Methylthioadenosine phosphorylase deficiency in human leukemias and solid tumors.

5'-Methylthioadenosine (MTA) is a naturally occurring nucleoside which is degraded by MTA phosphorylase (MTAase) to adenine and methylthioribose-1-phosphate in all normal mammalian cells. These products of the phosphorylytic cleavage of MTA are recycled to the nucleotide pool and methionine, respectively. Thus, supplemental MTA could theoretically be utilized by MTAase-containing cells as a source of methionine and adenine. In fact, in vitro experiments have shown that MTAase-containing cells proliferate normally in methionine-free medium if MTA is added to the cultures (M. K. Riscoe and A. J. Ferro, J. Biol. Chem., 259: 5465-5471, 1984). In contrast, MTAase-deficient malignant cell lines do not proliferate under these conditions. In light of these observations and the recent demonstration (N. Kamatani et al., Blood, 60: 1387-1391, 1982) that a proportion of acute lymphoblastic leukemias lack MTAase, we wished to determine if this enzyme deficiency occurs in a variety of human neoplasms. Accordingly, malignant cells from eight patients with acute nonlymphocytic leukemia and ten patients with various solid tumors were assayed for MTAase activity. Samples from one of the eight acute nonlymphocytic leukemia patients and three of the 10 solid tumor patients (one with melanoma, one with squamous cell lung cancer, and one with adenocarcinoma of the rectum) had undetectable MTAase activity.
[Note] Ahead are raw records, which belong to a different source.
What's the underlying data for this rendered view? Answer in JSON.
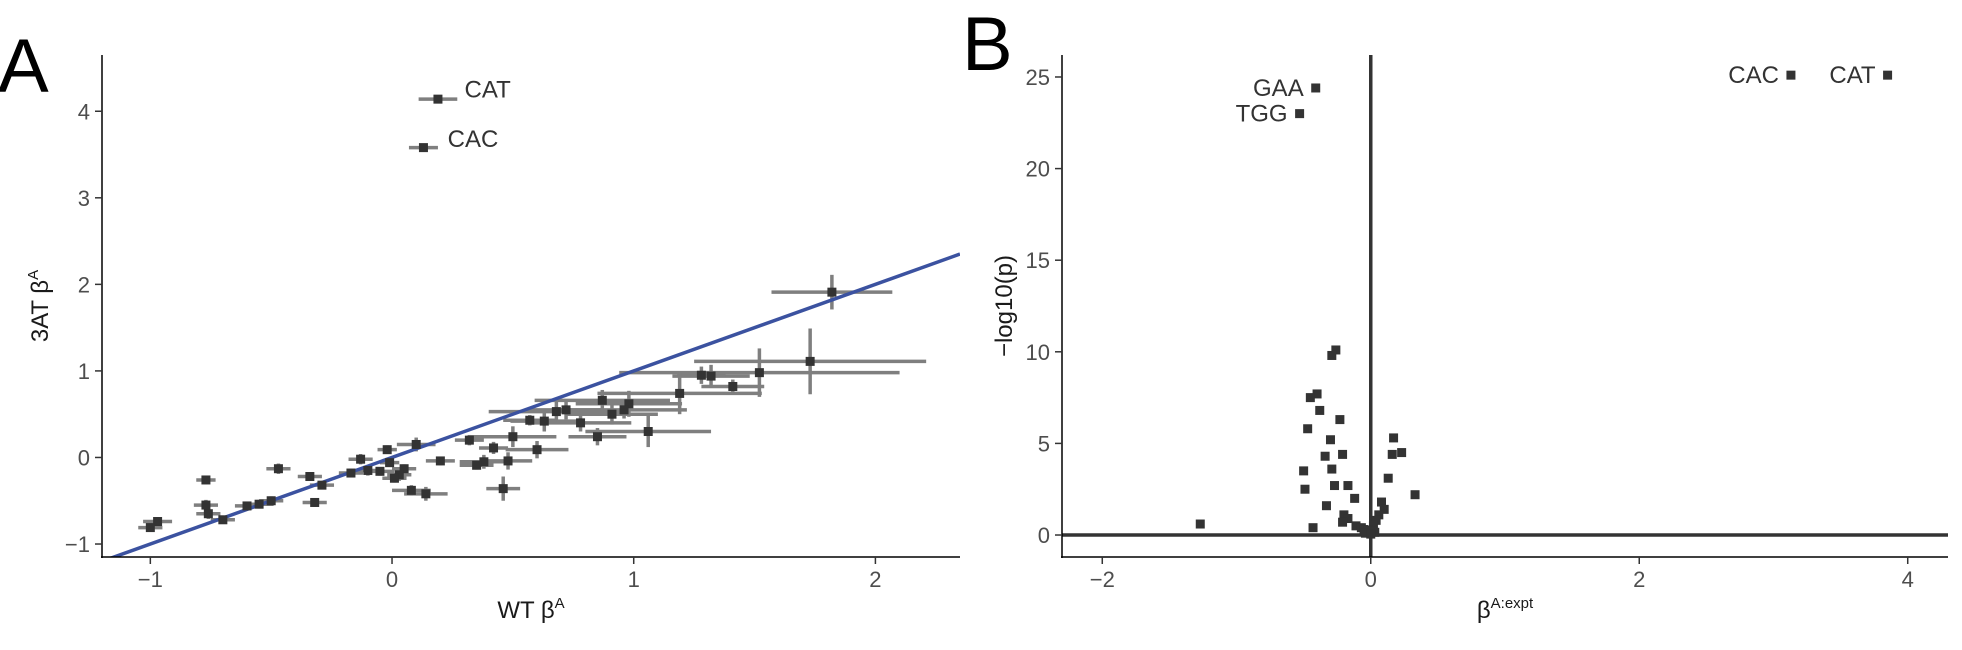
{
  "chart_data": [
    {
      "type": "scatter",
      "panel_label": "A",
      "xlabel": "WT β",
      "xlabel_sup": "A",
      "ylabel": "3AT β",
      "ylabel_sup": "A",
      "xlim": [
        -1.2,
        2.35
      ],
      "ylim": [
        -1.15,
        4.65
      ],
      "x_ticks": [
        -1,
        0,
        1,
        2
      ],
      "x_tick_labels": [
        "−1",
        "0",
        "1",
        "2"
      ],
      "y_ticks": [
        -1,
        0,
        1,
        2,
        3,
        4
      ],
      "y_tick_labels": [
        "−1",
        "0",
        "1",
        "2",
        "3",
        "4"
      ],
      "grid": false,
      "colors": {
        "points": "#333333",
        "error_bars": "#7f7f7f",
        "fit_line": "#3b52a0"
      },
      "fit_line": {
        "slope": 1,
        "intercept": 0
      },
      "labels": [
        {
          "text": "CAT",
          "x": 0.3,
          "y": 4.25
        },
        {
          "text": "CAC",
          "x": 0.23,
          "y": 3.68
        }
      ],
      "points": [
        {
          "x": 0.19,
          "y": 4.14,
          "xerr": 0.08,
          "yerr": 0.04
        },
        {
          "x": 0.13,
          "y": 3.58,
          "xerr": 0.06,
          "yerr": 0.04
        },
        {
          "x": 1.82,
          "y": 1.91,
          "xerr": 0.25,
          "yerr": 0.2
        },
        {
          "x": 1.73,
          "y": 1.11,
          "xerr": 0.48,
          "yerr": 0.38
        },
        {
          "x": 1.52,
          "y": 0.98,
          "xerr": 0.58,
          "yerr": 0.28
        },
        {
          "x": 1.41,
          "y": 0.82,
          "xerr": 0.13,
          "yerr": 0.08
        },
        {
          "x": 1.32,
          "y": 0.94,
          "xerr": 0.16,
          "yerr": 0.13
        },
        {
          "x": 1.28,
          "y": 0.95,
          "xerr": 0.1,
          "yerr": 0.1
        },
        {
          "x": 1.19,
          "y": 0.74,
          "xerr": 0.34,
          "yerr": 0.24
        },
        {
          "x": 1.06,
          "y": 0.3,
          "xerr": 0.26,
          "yerr": 0.18
        },
        {
          "x": 0.98,
          "y": 0.62,
          "xerr": 0.22,
          "yerr": 0.15
        },
        {
          "x": 0.96,
          "y": 0.55,
          "xerr": 0.26,
          "yerr": 0.1
        },
        {
          "x": 0.91,
          "y": 0.5,
          "xerr": 0.19,
          "yerr": 0.12
        },
        {
          "x": 0.87,
          "y": 0.66,
          "xerr": 0.28,
          "yerr": 0.12
        },
        {
          "x": 0.85,
          "y": 0.24,
          "xerr": 0.12,
          "yerr": 0.1
        },
        {
          "x": 0.78,
          "y": 0.4,
          "xerr": 0.21,
          "yerr": 0.1
        },
        {
          "x": 0.72,
          "y": 0.55,
          "xerr": 0.15,
          "yerr": 0.11
        },
        {
          "x": 0.68,
          "y": 0.53,
          "xerr": 0.28,
          "yerr": 0.12
        },
        {
          "x": 0.63,
          "y": 0.42,
          "xerr": 0.14,
          "yerr": 0.12
        },
        {
          "x": 0.6,
          "y": 0.09,
          "xerr": 0.13,
          "yerr": 0.1
        },
        {
          "x": 0.57,
          "y": 0.43,
          "xerr": 0.11,
          "yerr": 0.06
        },
        {
          "x": 0.5,
          "y": 0.24,
          "xerr": 0.18,
          "yerr": 0.12
        },
        {
          "x": 0.48,
          "y": -0.04,
          "xerr": 0.1,
          "yerr": 0.1
        },
        {
          "x": 0.46,
          "y": -0.36,
          "xerr": 0.07,
          "yerr": 0.14
        },
        {
          "x": 0.42,
          "y": 0.11,
          "xerr": 0.06,
          "yerr": 0.07
        },
        {
          "x": 0.38,
          "y": -0.05,
          "xerr": 0.1,
          "yerr": 0.08
        },
        {
          "x": 0.35,
          "y": -0.09,
          "xerr": 0.07,
          "yerr": 0.05
        },
        {
          "x": 0.32,
          "y": 0.2,
          "xerr": 0.06,
          "yerr": 0.06
        },
        {
          "x": 0.2,
          "y": -0.04,
          "xerr": 0.06,
          "yerr": 0.05
        },
        {
          "x": 0.14,
          "y": -0.42,
          "xerr": 0.09,
          "yerr": 0.08
        },
        {
          "x": 0.1,
          "y": 0.15,
          "xerr": 0.08,
          "yerr": 0.08
        },
        {
          "x": 0.08,
          "y": -0.38,
          "xerr": 0.08,
          "yerr": 0.06
        },
        {
          "x": 0.05,
          "y": -0.13,
          "xerr": 0.05,
          "yerr": 0.05
        },
        {
          "x": 0.03,
          "y": -0.2,
          "xerr": 0.05,
          "yerr": 0.07
        },
        {
          "x": 0.01,
          "y": -0.24,
          "xerr": 0.05,
          "yerr": 0.05
        },
        {
          "x": -0.01,
          "y": -0.06,
          "xerr": 0.04,
          "yerr": 0.05
        },
        {
          "x": -0.02,
          "y": 0.09,
          "xerr": 0.04,
          "yerr": 0.05
        },
        {
          "x": -0.05,
          "y": -0.16,
          "xerr": 0.06,
          "yerr": 0.05
        },
        {
          "x": -0.1,
          "y": -0.15,
          "xerr": 0.06,
          "yerr": 0.06
        },
        {
          "x": -0.13,
          "y": -0.02,
          "xerr": 0.05,
          "yerr": 0.06
        },
        {
          "x": -0.17,
          "y": -0.18,
          "xerr": 0.05,
          "yerr": 0.05
        },
        {
          "x": -0.29,
          "y": -0.32,
          "xerr": 0.05,
          "yerr": 0.04
        },
        {
          "x": -0.32,
          "y": -0.52,
          "xerr": 0.05,
          "yerr": 0.05
        },
        {
          "x": -0.34,
          "y": -0.22,
          "xerr": 0.05,
          "yerr": 0.05
        },
        {
          "x": -0.47,
          "y": -0.13,
          "xerr": 0.05,
          "yerr": 0.06
        },
        {
          "x": -0.5,
          "y": -0.5,
          "xerr": 0.05,
          "yerr": 0.05
        },
        {
          "x": -0.55,
          "y": -0.54,
          "xerr": 0.06,
          "yerr": 0.05
        },
        {
          "x": -0.6,
          "y": -0.56,
          "xerr": 0.05,
          "yerr": 0.05
        },
        {
          "x": -0.7,
          "y": -0.72,
          "xerr": 0.05,
          "yerr": 0.04
        },
        {
          "x": -0.77,
          "y": -0.26,
          "xerr": 0.04,
          "yerr": 0.05
        },
        {
          "x": -0.77,
          "y": -0.55,
          "xerr": 0.05,
          "yerr": 0.06
        },
        {
          "x": -0.76,
          "y": -0.65,
          "xerr": 0.05,
          "yerr": 0.06
        },
        {
          "x": -0.97,
          "y": -0.74,
          "xerr": 0.06,
          "yerr": 0.05
        },
        {
          "x": -1.0,
          "y": -0.81,
          "xerr": 0.05,
          "yerr": 0.05
        }
      ]
    },
    {
      "type": "scatter",
      "panel_label": "B",
      "xlabel": "β",
      "xlabel_sup": "A:expt",
      "ylabel": "−log10(p)",
      "xlim": [
        -2.3,
        4.3
      ],
      "ylim": [
        -1.2,
        26.2
      ],
      "x_ticks": [
        -2,
        0,
        2,
        4
      ],
      "x_tick_labels": [
        "−2",
        "0",
        "2",
        "4"
      ],
      "y_ticks": [
        0,
        5,
        10,
        15,
        20,
        25
      ],
      "y_tick_labels": [
        "0",
        "5",
        "10",
        "15",
        "20",
        "25"
      ],
      "grid": false,
      "reference_lines": {
        "x": 0,
        "y": 0
      },
      "colors": {
        "points": "#333333",
        "reference_lines": "#333333"
      },
      "labels": [
        {
          "text": "CAC",
          "x": 3.13,
          "y": 25.1,
          "anchor": "end"
        },
        {
          "text": "CAT",
          "x": 3.85,
          "y": 25.1,
          "anchor": "end"
        },
        {
          "text": "GAA",
          "x": -0.41,
          "y": 24.4,
          "anchor": "end"
        },
        {
          "text": "TGG",
          "x": -0.53,
          "y": 23.0,
          "anchor": "end"
        }
      ],
      "points": [
        {
          "x": 3.13,
          "y": 25.1
        },
        {
          "x": 3.85,
          "y": 25.1
        },
        {
          "x": -0.41,
          "y": 24.4
        },
        {
          "x": -0.53,
          "y": 23.0
        },
        {
          "x": -0.26,
          "y": 10.1
        },
        {
          "x": -0.29,
          "y": 9.8
        },
        {
          "x": -0.4,
          "y": 7.7
        },
        {
          "x": -0.45,
          "y": 7.5
        },
        {
          "x": -0.38,
          "y": 6.8
        },
        {
          "x": -0.23,
          "y": 6.3
        },
        {
          "x": -0.3,
          "y": 5.2
        },
        {
          "x": -0.47,
          "y": 5.8
        },
        {
          "x": 0.17,
          "y": 5.3
        },
        {
          "x": 0.23,
          "y": 4.5
        },
        {
          "x": 0.16,
          "y": 4.4
        },
        {
          "x": -0.34,
          "y": 4.3
        },
        {
          "x": -0.21,
          "y": 4.4
        },
        {
          "x": -0.5,
          "y": 3.5
        },
        {
          "x": -0.29,
          "y": 3.6
        },
        {
          "x": 0.13,
          "y": 3.1
        },
        {
          "x": -0.27,
          "y": 2.7
        },
        {
          "x": -0.17,
          "y": 2.7
        },
        {
          "x": -0.49,
          "y": 2.5
        },
        {
          "x": 0.33,
          "y": 2.2
        },
        {
          "x": -0.12,
          "y": 2.0
        },
        {
          "x": 0.08,
          "y": 1.8
        },
        {
          "x": -0.33,
          "y": 1.6
        },
        {
          "x": 0.1,
          "y": 1.4
        },
        {
          "x": 0.06,
          "y": 1.1
        },
        {
          "x": -0.2,
          "y": 1.1
        },
        {
          "x": -0.17,
          "y": 0.9
        },
        {
          "x": 0.04,
          "y": 0.8
        },
        {
          "x": -0.21,
          "y": 0.7
        },
        {
          "x": -1.27,
          "y": 0.6
        },
        {
          "x": -0.11,
          "y": 0.5
        },
        {
          "x": 0.02,
          "y": 0.5
        },
        {
          "x": -0.07,
          "y": 0.4
        },
        {
          "x": -0.43,
          "y": 0.4
        },
        {
          "x": -0.05,
          "y": 0.3
        },
        {
          "x": -0.02,
          "y": 0.25
        },
        {
          "x": 0.01,
          "y": 0.2
        },
        {
          "x": 0.03,
          "y": 0.15
        },
        {
          "x": -0.04,
          "y": 0.1
        },
        {
          "x": 0.0,
          "y": 0.05
        }
      ]
    }
  ]
}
In contrast, erythrocytes, neutrophils, and monocytes isolated from normal subjects and from patients with immunodeficiency syndromes or cancer all contained enzyme activity. In addition, the methods of preservation, storage, and cell disruption did not affect MTAase activity. These observations confirm and extend the findings of Kamatani et al. (Blood, 60: 1387-1391, 1982) by demonstrating that MTAase deficiency occurs in a variety of human malignancies including acute nonlymphocytic leukemia and solid tumors. This metabolic difference between normal and malignant cells may be therapeutically exploitable.